Winkler Prins Encyclopedie

E. de Bruyne, G.B.J. Hiltermann en H.R. Hoetink (1947)

Gepubliceerd op 18-10-2023

NATUURSCHOONWET 1928

betekenis & definitie

wet van 15 Mrt 1928 (Stbl. no 63), houdende regeling van sommige van landgoederen geheven belastingen tot bevordering van behoud van natuurschoon. Op verzoek van de eigenaar van landgoederen, die geheel of gedeeltelijk met bossen en andere houtopstanden zijn bezet, kunnen deze door de ministers van Landbouw, Veeteelt en Visserij, en van Financiën als landgoed in de zin der wet worden aangewezen, voor zo lange tijd als de eigenaar dit wenst.

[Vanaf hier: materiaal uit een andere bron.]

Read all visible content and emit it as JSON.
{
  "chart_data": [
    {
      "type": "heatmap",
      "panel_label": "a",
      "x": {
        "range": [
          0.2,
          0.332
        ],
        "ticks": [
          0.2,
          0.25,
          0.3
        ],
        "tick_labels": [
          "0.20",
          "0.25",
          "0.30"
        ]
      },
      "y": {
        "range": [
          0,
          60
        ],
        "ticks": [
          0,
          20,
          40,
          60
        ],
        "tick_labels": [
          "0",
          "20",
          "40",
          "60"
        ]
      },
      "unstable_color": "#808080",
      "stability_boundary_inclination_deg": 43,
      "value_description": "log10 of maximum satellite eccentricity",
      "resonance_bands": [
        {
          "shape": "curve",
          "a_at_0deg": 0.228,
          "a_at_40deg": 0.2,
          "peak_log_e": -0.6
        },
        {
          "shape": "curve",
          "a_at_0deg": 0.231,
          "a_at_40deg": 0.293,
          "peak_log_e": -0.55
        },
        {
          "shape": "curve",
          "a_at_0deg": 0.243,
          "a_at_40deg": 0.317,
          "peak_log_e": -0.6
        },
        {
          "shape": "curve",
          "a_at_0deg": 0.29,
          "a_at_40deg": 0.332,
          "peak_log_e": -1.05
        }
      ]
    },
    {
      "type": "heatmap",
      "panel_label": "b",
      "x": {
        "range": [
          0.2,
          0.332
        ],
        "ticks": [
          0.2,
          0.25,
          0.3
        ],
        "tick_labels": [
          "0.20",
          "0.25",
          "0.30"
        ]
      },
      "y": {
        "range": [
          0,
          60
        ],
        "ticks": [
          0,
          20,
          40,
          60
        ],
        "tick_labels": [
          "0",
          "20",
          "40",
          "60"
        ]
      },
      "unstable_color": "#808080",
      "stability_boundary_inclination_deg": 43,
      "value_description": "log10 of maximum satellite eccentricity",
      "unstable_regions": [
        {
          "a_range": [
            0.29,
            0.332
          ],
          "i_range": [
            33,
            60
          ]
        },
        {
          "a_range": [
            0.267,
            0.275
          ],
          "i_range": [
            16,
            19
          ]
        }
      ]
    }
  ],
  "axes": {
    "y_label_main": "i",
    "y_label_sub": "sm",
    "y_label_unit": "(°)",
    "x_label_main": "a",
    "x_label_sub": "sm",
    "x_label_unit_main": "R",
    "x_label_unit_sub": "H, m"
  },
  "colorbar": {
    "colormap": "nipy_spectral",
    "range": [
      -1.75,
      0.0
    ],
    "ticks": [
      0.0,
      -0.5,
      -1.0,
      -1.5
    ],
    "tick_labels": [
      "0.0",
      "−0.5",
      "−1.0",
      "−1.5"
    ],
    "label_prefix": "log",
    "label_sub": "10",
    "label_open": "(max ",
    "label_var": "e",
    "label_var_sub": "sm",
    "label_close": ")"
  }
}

Wanneer hij zich niet meer houdt aan de betreffende voorschriften voor kap en andere veilingen, kan onttrekking aan de werking van de wet plaatshebben, waarbij de van sommige belastingen genoten vermindering kan worden teruggevorderd. De grote betekenis van deze wet voor het behoud van het natuurschoon in Nederland blijkt uit het feit, dat eind 1949 653 landgoederen met een gezamenlijke oppervlakte van 99 366 ha onder deze wet waren gerangschikt, waarvan er 456 met een oppervlakte van 78 655 ha voor het publiek waren open gesteld.